19. Signal Processing Algorithms: Signal processing algorithms are utilized for
extracting relevant information from sensor data, filtering noise, and detecting
meaningful patterns or events. Time-domain and frequency-domain analysis
techniques, such as Fourier transform, wavelet transform, and digital filtering,
enable IoT systems to preprocess raw sensor signals and extract features for
further analysis. Advanced signal processing algorithms, including adaptive
filtering, spectral analysis, and time-frequency analysis, enhance the accuracy
and reliability of data interpretation in IoT applications.
20. ARCHITECTURE
● A producer publishes a message (publication) on a topic (subject)
● A consumer subscribes (makes a subscription) for messages on a topic (subject)
● A message server (called BROKER) matches publications to subscriptions
● Topics are channels for communication between clients.
21. MESSAGE FORMAT
The MQTT message format consists of a fixed header and an optional variable header,
followed by a payload.

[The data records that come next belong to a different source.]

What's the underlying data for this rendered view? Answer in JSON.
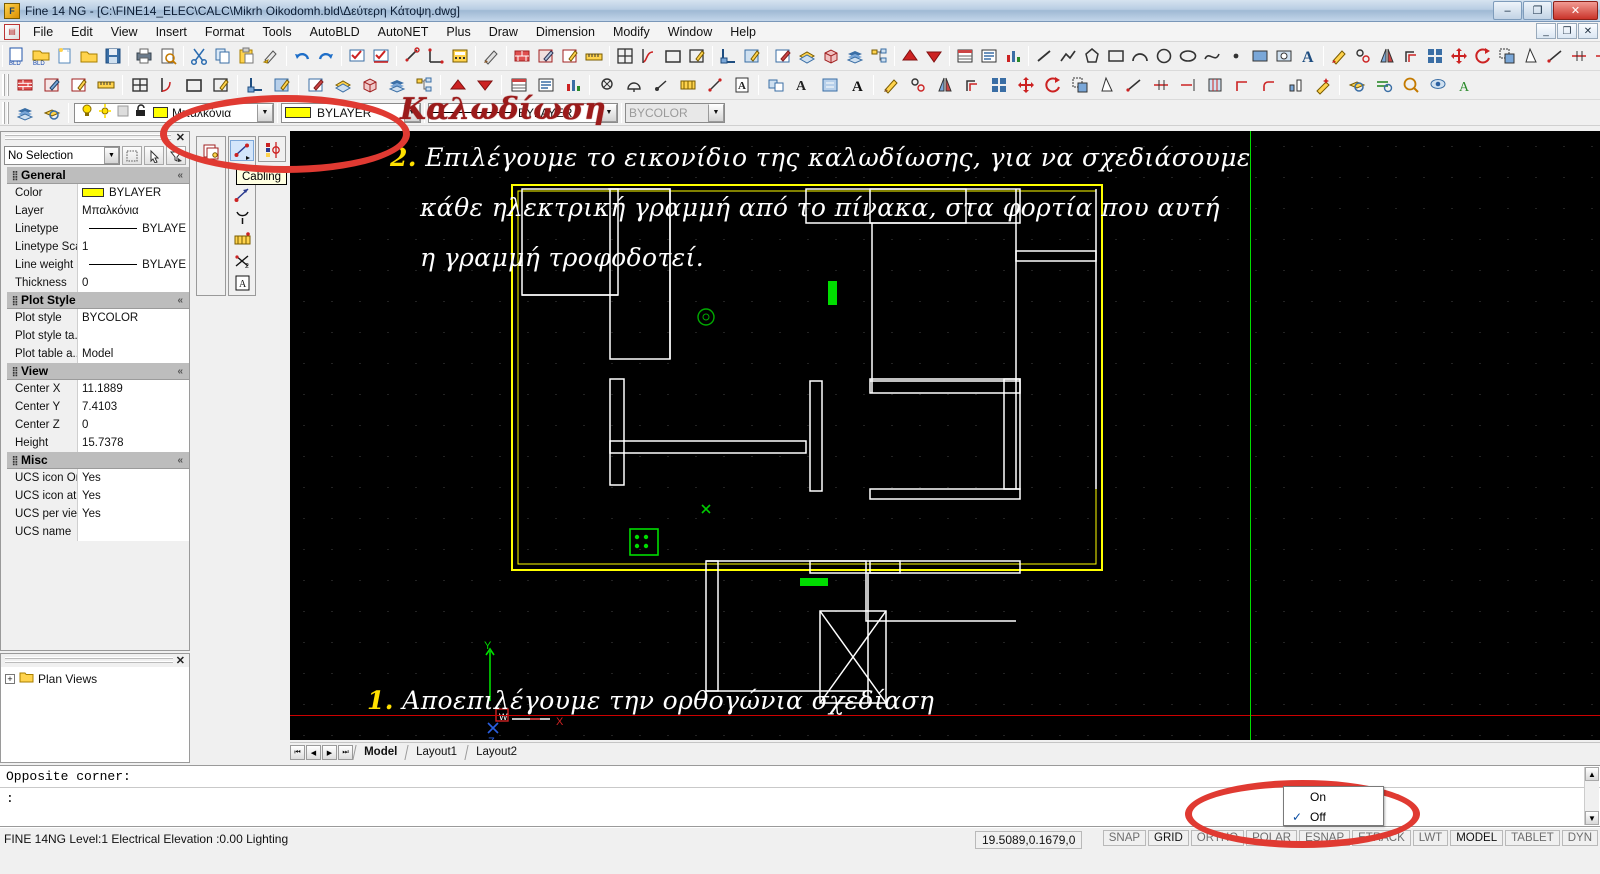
{
  "window": {
    "title": "Fine 14 NG  - [C:\\FINE14_ELEC\\CALC\\Mikrh Oikodomh.bld\\Δεύτερη Κάτοψη.dwg]",
    "minimize": "–",
    "maximize": "❐",
    "close": "✕",
    "mdi_minimize": "_",
    "mdi_restore": "❐",
    "mdi_close": "✕"
  },
  "menu": {
    "items": [
      "File",
      "Edit",
      "View",
      "Insert",
      "Format",
      "Tools",
      "AutoBLD",
      "AutoNET",
      "Plus",
      "Draw",
      "Dimension",
      "Modify",
      "Window",
      "Help"
    ]
  },
  "propbar": {
    "layer_name": "Μπαλκόνια",
    "color_value": "BYLAYER",
    "linetype_value": "BYLAYER",
    "plotstyle_value": "BYCOLOR",
    "arrow": "▼"
  },
  "properties_palette": {
    "close": "✕",
    "selection": "No Selection",
    "groups": [
      {
        "name": "General",
        "chevron": "«",
        "rows": [
          {
            "key": "Color",
            "value": "BYLAYER",
            "style": "swatch"
          },
          {
            "key": "Layer",
            "value": "Μπαλκόνια",
            "style": "text"
          },
          {
            "key": "Linetype",
            "value": "BYLAYE",
            "style": "line"
          },
          {
            "key": "Linetype Scale",
            "value": "1",
            "style": "text"
          },
          {
            "key": "Line weight",
            "value": "BYLAYE",
            "style": "line"
          },
          {
            "key": "Thickness",
            "value": "0",
            "style": "text"
          }
        ]
      },
      {
        "name": "Plot Style",
        "chevron": "«",
        "rows": [
          {
            "key": "Plot style",
            "value": "BYCOLOR",
            "style": "text"
          },
          {
            "key": "Plot style ta...",
            "value": "",
            "style": "text"
          },
          {
            "key": "Plot table a...",
            "value": "Model",
            "style": "text"
          }
        ]
      },
      {
        "name": "View",
        "chevron": "«",
        "rows": [
          {
            "key": "Center X",
            "value": "11.1889",
            "style": "text"
          },
          {
            "key": "Center Y",
            "value": "7.4103",
            "style": "text"
          },
          {
            "key": "Center Z",
            "value": "0",
            "style": "text"
          },
          {
            "key": "Height",
            "value": "15.7378",
            "style": "text"
          }
        ]
      },
      {
        "name": "Misc",
        "chevron": "«",
        "rows": [
          {
            "key": "UCS icon On",
            "value": "Yes",
            "style": "text"
          },
          {
            "key": "UCS icon at...",
            "value": "Yes",
            "style": "text"
          },
          {
            "key": "UCS per vie...",
            "value": "Yes",
            "style": "text"
          },
          {
            "key": "UCS name",
            "value": "",
            "style": "text"
          }
        ]
      }
    ]
  },
  "plan_views": {
    "title": "Plan Views",
    "close": "✕",
    "expand": "+"
  },
  "floating_toolbar": {
    "tooltip": "Cabling"
  },
  "annotations": {
    "title": "Καλωδίωση",
    "step2_number": "2.",
    "step2_lines": [
      "Επιλέγουμε το εικονίδιο της καλωδίωσης, για να σχεδιάσουμε",
      "κάθε ηλεκτρική γραμμή από το πίνακα, στα φορτία που αυτή",
      "η γραμμή τροφοδοτεί."
    ],
    "step1_number": "1.",
    "step1_text": "Αποεπιλέγουμε την ορθογώνια σχεδίαση"
  },
  "layout_tabs": {
    "nav": [
      "⏮",
      "◀",
      "▶",
      "⏭"
    ],
    "tabs": [
      "Model",
      "Layout1",
      "Layout2"
    ],
    "active": "Model"
  },
  "command_line": {
    "history": "Opposite corner:",
    "prompt": ":",
    "scroll_up": "▲",
    "scroll_down": "▼"
  },
  "status_bar": {
    "left_text": "FINE 14NG Level:1  Electrical Elevation :0.00 Lighting",
    "coordinates": "19.5089,0.1679,0",
    "toggles": [
      {
        "label": "SNAP",
        "on": false
      },
      {
        "label": "GRID",
        "on": true
      },
      {
        "label": "ORTHO",
        "on": false
      },
      {
        "label": "POLAR",
        "on": false
      },
      {
        "label": "ESNAP",
        "on": false
      },
      {
        "label": "ETRACK",
        "on": false
      },
      {
        "label": "LWT",
        "on": false
      },
      {
        "label": "MODEL",
        "on": true
      },
      {
        "label": "TABLET",
        "on": false
      },
      {
        "label": "DYN",
        "on": false
      }
    ]
  },
  "ortho_popup": {
    "items": [
      {
        "label": "On",
        "checked": false
      },
      {
        "label": "Off",
        "checked": true
      }
    ],
    "check_glyph": "✓"
  },
  "colors": {
    "canvas_bg": "#000000",
    "accent_red": "#e03a32",
    "annotation_red": "#9b1b1b",
    "highlight_yellow": "#ffe000",
    "crosshair_green": "#00dd00",
    "layer_yellow": "#ffff00"
  }
}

The fixed header includes information about the message type,
quality of service (QoS), and flags. The variable header provides additional
information depending on the message type and QoS level. The payload contains the
actual message data. The size of the message is determined dynamically based on the
length of the variable header and payload.
22. Fixed header:
The fixed header in MQTT message format consists of 1 byte for message type and
flags, and 1-4 bytes for the remaining length field. The message type field specifies the
type of MQTT message (e.g. CONNECT, PUBLISH, SUBSCRIBE, etc.), while the
flags field provides additional information depending on the message type. The
remaining length field specifies the length of the variable header and payload in bytes,
and is encoded using a variable-length encoding scheme. The fixed header is always
present in every MQTT message.
23. FUTURE SCOPE
The future of Internet of Things (IoT) holds immense promise, with continued
advancements in technology, connectivity, and data analytics poised to drive
innovation and transformation across diverse industries and domains. As IoT
ecosystems evolve and mature, several emerging trends and opportunities are set to
shape the trajectory of IoT deployments in the years ahead. Below, we explore the
future scope of IoT and key areas of development:
● Edge Computing and Fog Computing
● Artificial Intelligence and Machine Learning
● 5G and Beyond
● Blockchain and Distributed Ledger Technology
● Internet of Everything (IoE)
● Ethical and Regulatory Considerations
24. CONCLUSION
The Internet of Things (IoT) stands at the forefront of digital transformation,
revolutionizing industries, enhancing efficiency, and enriching lives across the globe.
As IoT ecosystems continue to evolve and mature, they promise to usher in a new era
of connectivity, intelligence, and innovation, driving unprecedented opportunities for
businesses, governments, and individuals alike.
In conclusion, the Internet of Things (IoT) represents a transformative force that is
reshaping industries, societies, and economies on a global scale. By embracing
connectivity, intelligence, security, sustainability, and collaboration, organizations can
harness the full potential of IoT to drive innovation, create value, and address pressing
challenges in the digital age. As IoT continues to evolve and mature, its enduring
impact will be felt across every facet of human endeavour, propelling us towards a
smarter, more connected, and sustainable future.